We discussed this matter the other day, but we’ll take it up again, because the grandiosity in Senator Obama’s June 3 speech (and it’s hardly the only example) is so little noted as downright bizarre by his acolytes in the media. Mark Steyn on Senator Obama’s “All Generations Shall Call Me Blessed” moment:

Sen. Obama has learned an old trick of Bill Clinton’s: If you behave like a star, you’ll get treated as one. So, even as his numbers weakened, his rhetoric soared. By the time he wrapped up his “victory” speech last week, the great gaseous uplift had his final paragraphs floating in delirious hallucination along the Milky Way:

“I face this challenge with profound humility and knowledge of my own limitations. But I also face it with limitless faith in the capacity of the American people…I am absolutely certain that generations from now, we will be able to look back and tell our children that this was the moment when we began to provide care for the sick and good jobs to the jobless; this was the moment when the rise of the oceans began to slow and our planet began to heal…”

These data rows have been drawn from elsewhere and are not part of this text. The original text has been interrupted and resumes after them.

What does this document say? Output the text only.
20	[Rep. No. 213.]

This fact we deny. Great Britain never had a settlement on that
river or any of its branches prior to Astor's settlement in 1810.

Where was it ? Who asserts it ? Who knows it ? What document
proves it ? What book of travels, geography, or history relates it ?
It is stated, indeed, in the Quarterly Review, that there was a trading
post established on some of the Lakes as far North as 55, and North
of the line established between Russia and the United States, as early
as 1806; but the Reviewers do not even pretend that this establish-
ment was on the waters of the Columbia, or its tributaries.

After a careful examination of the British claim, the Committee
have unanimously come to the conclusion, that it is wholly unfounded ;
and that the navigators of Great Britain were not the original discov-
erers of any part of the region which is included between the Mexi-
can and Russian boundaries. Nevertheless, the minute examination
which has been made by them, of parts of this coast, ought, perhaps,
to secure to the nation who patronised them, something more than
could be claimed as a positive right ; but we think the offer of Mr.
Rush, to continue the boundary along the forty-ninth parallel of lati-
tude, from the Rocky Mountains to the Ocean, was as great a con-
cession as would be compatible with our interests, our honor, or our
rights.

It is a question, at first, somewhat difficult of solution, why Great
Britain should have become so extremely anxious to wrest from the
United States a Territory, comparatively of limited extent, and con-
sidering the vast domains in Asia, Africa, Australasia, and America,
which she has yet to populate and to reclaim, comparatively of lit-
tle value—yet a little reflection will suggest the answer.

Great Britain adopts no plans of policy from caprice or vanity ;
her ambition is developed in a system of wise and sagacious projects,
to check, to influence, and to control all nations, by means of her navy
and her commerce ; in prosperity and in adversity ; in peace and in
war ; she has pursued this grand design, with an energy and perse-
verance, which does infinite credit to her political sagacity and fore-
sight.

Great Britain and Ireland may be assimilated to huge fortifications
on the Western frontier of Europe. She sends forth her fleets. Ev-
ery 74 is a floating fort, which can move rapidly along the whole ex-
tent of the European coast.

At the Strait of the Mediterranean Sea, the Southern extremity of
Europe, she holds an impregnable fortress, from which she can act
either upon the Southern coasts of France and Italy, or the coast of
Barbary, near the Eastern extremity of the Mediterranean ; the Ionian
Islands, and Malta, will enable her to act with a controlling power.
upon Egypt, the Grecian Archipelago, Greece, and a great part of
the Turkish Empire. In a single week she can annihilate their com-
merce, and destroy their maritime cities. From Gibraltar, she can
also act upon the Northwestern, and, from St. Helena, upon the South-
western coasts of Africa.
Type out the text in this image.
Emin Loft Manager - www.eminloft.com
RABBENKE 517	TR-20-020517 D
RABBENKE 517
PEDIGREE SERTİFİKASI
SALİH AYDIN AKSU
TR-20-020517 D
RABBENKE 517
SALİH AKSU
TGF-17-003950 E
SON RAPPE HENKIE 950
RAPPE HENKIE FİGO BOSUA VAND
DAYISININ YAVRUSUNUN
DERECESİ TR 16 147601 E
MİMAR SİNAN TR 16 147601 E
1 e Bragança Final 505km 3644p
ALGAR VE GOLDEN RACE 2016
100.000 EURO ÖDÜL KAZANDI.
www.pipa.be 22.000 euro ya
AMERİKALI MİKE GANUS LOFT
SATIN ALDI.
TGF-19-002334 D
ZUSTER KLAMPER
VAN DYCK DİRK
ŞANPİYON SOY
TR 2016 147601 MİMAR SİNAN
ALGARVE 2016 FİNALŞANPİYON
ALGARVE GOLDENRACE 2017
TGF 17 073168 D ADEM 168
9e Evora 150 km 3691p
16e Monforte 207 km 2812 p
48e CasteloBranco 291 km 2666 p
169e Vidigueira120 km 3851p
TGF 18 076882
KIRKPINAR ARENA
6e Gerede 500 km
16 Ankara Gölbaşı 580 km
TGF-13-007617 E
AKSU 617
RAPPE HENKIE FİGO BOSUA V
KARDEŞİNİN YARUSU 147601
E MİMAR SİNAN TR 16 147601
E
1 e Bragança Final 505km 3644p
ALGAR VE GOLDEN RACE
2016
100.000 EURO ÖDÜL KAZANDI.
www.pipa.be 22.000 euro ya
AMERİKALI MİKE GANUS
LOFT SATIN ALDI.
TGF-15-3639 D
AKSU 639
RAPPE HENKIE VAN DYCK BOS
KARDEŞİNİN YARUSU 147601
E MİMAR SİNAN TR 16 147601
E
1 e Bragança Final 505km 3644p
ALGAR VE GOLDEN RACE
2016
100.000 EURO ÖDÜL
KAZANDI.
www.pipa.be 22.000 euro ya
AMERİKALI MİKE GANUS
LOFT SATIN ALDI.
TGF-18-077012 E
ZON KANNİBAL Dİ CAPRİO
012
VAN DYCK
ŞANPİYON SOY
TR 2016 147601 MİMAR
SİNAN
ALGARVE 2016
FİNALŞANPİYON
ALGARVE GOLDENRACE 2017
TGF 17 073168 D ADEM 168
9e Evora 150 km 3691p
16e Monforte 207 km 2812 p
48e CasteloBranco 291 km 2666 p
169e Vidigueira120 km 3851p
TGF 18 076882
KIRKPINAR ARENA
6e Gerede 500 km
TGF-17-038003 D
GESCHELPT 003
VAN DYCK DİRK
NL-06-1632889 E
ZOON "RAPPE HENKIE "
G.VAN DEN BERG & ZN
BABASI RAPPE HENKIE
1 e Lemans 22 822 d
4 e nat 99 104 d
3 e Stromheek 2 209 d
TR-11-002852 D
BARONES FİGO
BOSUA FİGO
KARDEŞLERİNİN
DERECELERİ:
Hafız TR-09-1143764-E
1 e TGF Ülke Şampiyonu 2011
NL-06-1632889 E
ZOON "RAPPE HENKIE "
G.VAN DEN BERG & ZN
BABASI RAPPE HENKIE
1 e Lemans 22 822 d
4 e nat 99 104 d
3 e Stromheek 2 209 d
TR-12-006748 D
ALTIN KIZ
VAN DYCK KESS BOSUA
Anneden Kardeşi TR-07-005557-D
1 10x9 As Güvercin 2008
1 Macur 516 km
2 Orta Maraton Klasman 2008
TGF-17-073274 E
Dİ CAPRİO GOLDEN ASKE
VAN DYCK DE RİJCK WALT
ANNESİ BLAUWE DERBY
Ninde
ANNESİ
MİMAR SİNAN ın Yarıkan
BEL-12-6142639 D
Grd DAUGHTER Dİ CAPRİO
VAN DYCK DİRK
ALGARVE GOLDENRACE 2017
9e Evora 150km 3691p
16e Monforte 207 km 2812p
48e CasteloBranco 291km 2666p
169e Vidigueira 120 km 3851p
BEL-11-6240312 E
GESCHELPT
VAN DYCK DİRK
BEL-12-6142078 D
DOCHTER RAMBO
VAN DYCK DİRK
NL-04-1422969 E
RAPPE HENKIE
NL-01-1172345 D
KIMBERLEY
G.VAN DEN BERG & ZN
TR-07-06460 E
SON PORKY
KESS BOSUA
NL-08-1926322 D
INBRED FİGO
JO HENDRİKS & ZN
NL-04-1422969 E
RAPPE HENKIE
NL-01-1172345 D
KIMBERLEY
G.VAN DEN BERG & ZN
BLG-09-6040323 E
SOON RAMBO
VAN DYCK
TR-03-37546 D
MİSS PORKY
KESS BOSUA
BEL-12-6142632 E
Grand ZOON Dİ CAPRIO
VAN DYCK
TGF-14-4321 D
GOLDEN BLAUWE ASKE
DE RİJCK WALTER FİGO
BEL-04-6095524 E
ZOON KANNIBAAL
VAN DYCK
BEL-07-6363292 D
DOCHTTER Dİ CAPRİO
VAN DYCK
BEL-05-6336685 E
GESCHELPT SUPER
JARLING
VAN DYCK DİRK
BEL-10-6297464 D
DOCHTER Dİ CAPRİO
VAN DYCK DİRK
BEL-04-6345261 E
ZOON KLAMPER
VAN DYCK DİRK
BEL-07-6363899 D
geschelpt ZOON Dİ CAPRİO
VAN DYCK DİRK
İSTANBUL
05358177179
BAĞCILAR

It’s a good thing he’s facing it with “profound humility,” isn’t it? Because otherwise who knows what he’d be saying. But mark it in your calendars: June 3, 2008 -– the long-awaited day, after 232 years, that America began to provide care for the sick…When Barack wants to walk on the water, he doesn’t want to have to use a stepladder to get up on it.

There are generally two reactions to this kind of policy proposal…”What a different emotional register from John McCain’s; Obama seems on the verge of tears; the enormous crowd in the Xcel Center seems ready to lift Obama on its shoulders; the much smaller audience for McCain’s speech interrupted his remarks with stilted cheers.” The second reaction boils down to: “‘Heal the planet’? Is this guy nuts?”

“Is this guy nuts,” indeed. Will ordinary Democrats notice the disconnect between their candidate’s rhetoric and reality? The gap between his prepared speeches and his impromptu remarks ought to be noteworthy in that regard. Senator Obama is often quite unimpressive when he’s not in full preacher mode, but so far, none of that seems to matter very much, at least to the media. Democratic primary voters are another matter. As Steyn noted:

in the voting booths…Democrat legs stayed admirably unthrilled. The more the media told Hillary she was toast, and she should get the hell out of it and let Obama romp to victory, the more Democrats insisted on voting for her. The more the media insisted Barack was inevitable, the less inclined the voters were to get with the program…In the end, he crawled over the finish line. The Obama Express came a-hurtlin’ down the track at 2 miles an hour.

It remains to be seen how many true believers there are out there in America, and how much of this is media hype. Back in February, with Obamamania at fever pitch, Charles Krauthammer thought the madness could persist until just after Inauguration Day. We seem to be in a similar place again, with the media completely ignoring the grandiosity and outrageousness of their candidate’s rhetoric. We’ll just have to see whether the media are holding a mirror up to America, or just seeing the reflections of their own dreams.